Муть все это, чепуха. Лучше бросить колледж и пойти работать. Но раз уж его матери так хочется, чтобы ее сын получил диплом, нужно тянуть лямку. Во всяком случае, это куда легче, чем скирдовать сено или таскать мешки. Тем более, мать говорит, что в ее модной лавке дела идут отлично!
Несмотря на свой великолепный голос, Элмер воздерживался от участия в ученых дебатах, потому что терпеть не мог рыться в книгах. Ничуть не более привлекали его молебствия и душеспасительное красноречие Христианской Ассоциации Молодых Людей, ибо всеми силами своей бесхитростной и здоровой натуры он ненавидел благочестие и обожал пьянство и мирские радости.
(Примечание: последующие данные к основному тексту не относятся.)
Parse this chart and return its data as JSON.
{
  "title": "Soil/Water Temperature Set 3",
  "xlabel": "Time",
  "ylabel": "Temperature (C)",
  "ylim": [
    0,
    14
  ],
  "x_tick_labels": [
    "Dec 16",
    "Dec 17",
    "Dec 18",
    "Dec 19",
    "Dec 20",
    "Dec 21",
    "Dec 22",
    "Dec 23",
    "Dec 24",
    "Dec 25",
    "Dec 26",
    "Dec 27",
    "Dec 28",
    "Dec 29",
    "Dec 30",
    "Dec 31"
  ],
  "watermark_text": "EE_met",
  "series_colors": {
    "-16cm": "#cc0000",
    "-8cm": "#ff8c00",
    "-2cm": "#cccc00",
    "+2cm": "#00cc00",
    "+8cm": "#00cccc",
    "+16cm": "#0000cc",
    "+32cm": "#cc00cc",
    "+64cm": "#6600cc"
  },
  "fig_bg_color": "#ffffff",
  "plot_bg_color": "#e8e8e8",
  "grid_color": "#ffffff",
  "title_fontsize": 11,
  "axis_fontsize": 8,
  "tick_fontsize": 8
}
Случалось, что, повторяя на занятиях ораторского искусства блистательные речи великих мыслителей Даниэля Уэбстера[1], Генри Уорда Бичера[2] или Чонси Депью[3], он ощущал сладость власти над аудиторией, когда ты держишь людей точно в кулаке и от одного звука твоего голоса их бросает в жар и холод. Члены студенческого дискуссионного клуба уговаривали его поступить к ним, но что это были за люди? Жалкие хлюпики, очкарики! И потом — торчать в затхлой библиотеке и вычитывать из пыльных захватанных книг статистические данные об имиграции или промышленности Сан-Доминго?! Да это же попросту непристойно!